[Gluster-devel] Confused on AFR, where does it happen client or server
Sascha Ottolski
ottolski at web.de
Tue Jan 8 07:55:21 UTC 2008
Am Dienstag 08 Januar 2008 06:06:30 schrieb Anand Avati:
> > > Brandon,
> > > who does the copy is decided where the AFR translator is loaded. if
> > > you have AFR loaded on the client side, then the client does the two
> > > writes.
> >
> > you
> >
> > > can also have AFR loaded on the server side, and handle server do the
> > > replication. Translators can be loaded anywhere (client or server,
> >
> > anywhere
> >
> > > in the graph). You need to think more on the lines on how you can
> >
> > 'program
> >
> > > glusterfs' rather than how to 'configure glusterfs'.
> >
> > Performance-wise, which is better? Or does it make sense one way vs.
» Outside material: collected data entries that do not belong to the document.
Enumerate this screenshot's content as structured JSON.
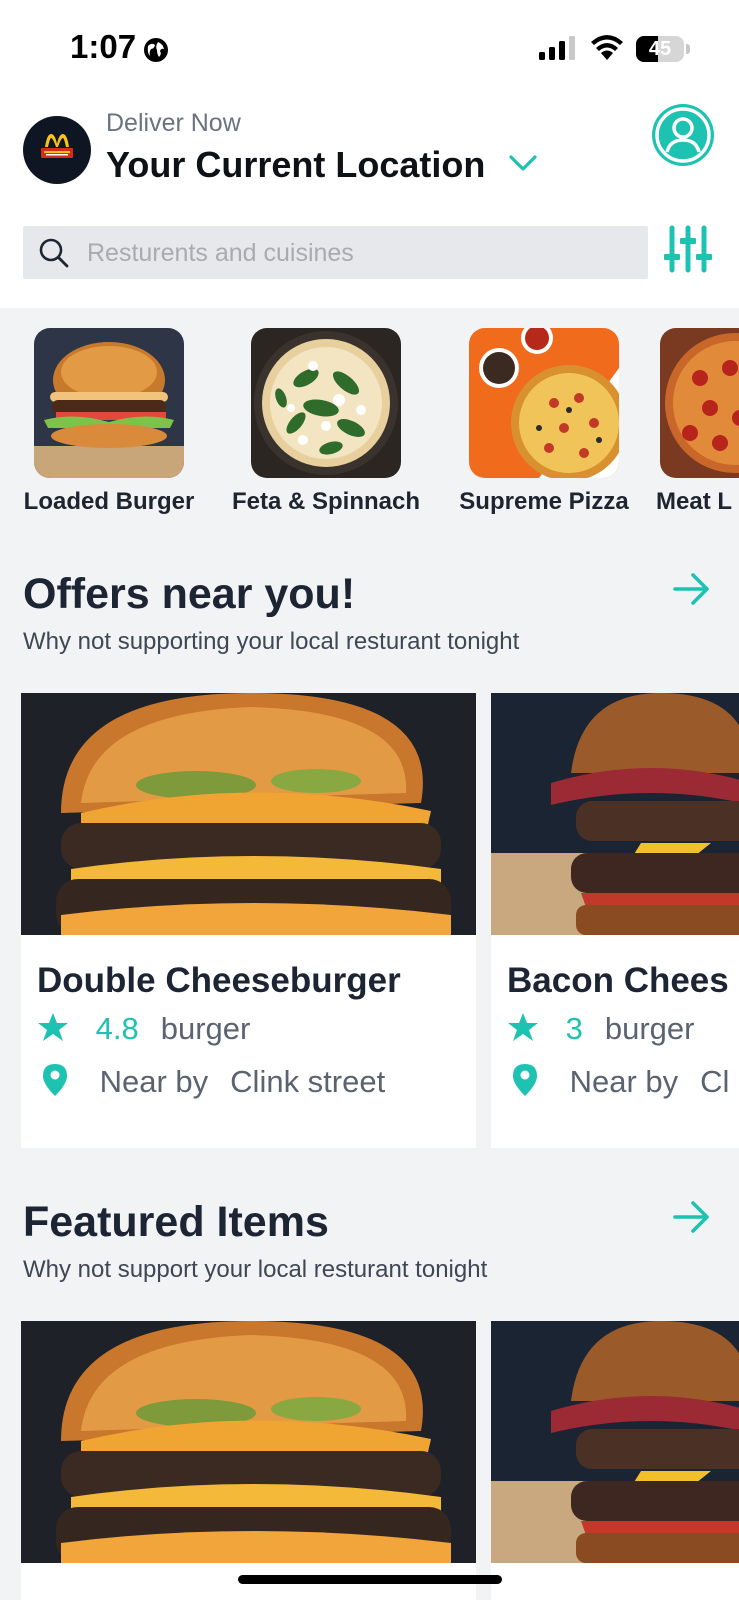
{
  "status_bar": {
    "time": "1:07",
    "battery": "45",
    "battery_level": 0.45
  },
  "header": {
    "deliver_label": "Deliver Now",
    "location": "Your Current Location"
  },
  "search": {
    "placeholder": "Resturents and cuisines"
  },
  "categories": [
    {
      "label": "Loaded Burger"
    },
    {
      "label": "Feta & Spinnach"
    },
    {
      "label": "Supreme Pizza"
    },
    {
      "label": "Meat L"
    }
  ],
  "offers": {
    "title": "Offers near you!",
    "subtitle": "Why not supporting your local resturant tonight",
    "cards": [
      {
        "title": "Double Cheeseburger",
        "rating": "4.8",
        "category": "burger",
        "near_label": "Near by",
        "street": "Clink street"
      },
      {
        "title": "Bacon Chees",
        "rating": "3",
        "category": "burger",
        "near_label": "Near by",
        "street": "Cl"
      }
    ]
  },
  "featured": {
    "title": "Featured Items",
    "subtitle": "Why not support your local resturant tonight"
  },
  "colors": {
    "accent": "#1ec2b0",
    "background": "#f2f3f5"
  }
}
> > the other based on number of clients?
>
> Depends, if the interconnect between server and client is precious, then
> have the servers replicate (load afr on server side) with replication
> happening on a seperate network. This is also good if you have servers
> interconnected with high speed networks like infiniband.
>
> If your servers are having just one network interface (no seperate network
> for replication), and your client apps are IO bound, then it does not
> matter where you load AFR; they all would give the same performance.
>
> avati
i did a simple test recently, which suggests that there is a significant
performance difference: I did a comparison of client vs. server
side afr with bonnie, for a one client and two servers setup with tla
patch628, connected over GB Ethernet; please see my results below.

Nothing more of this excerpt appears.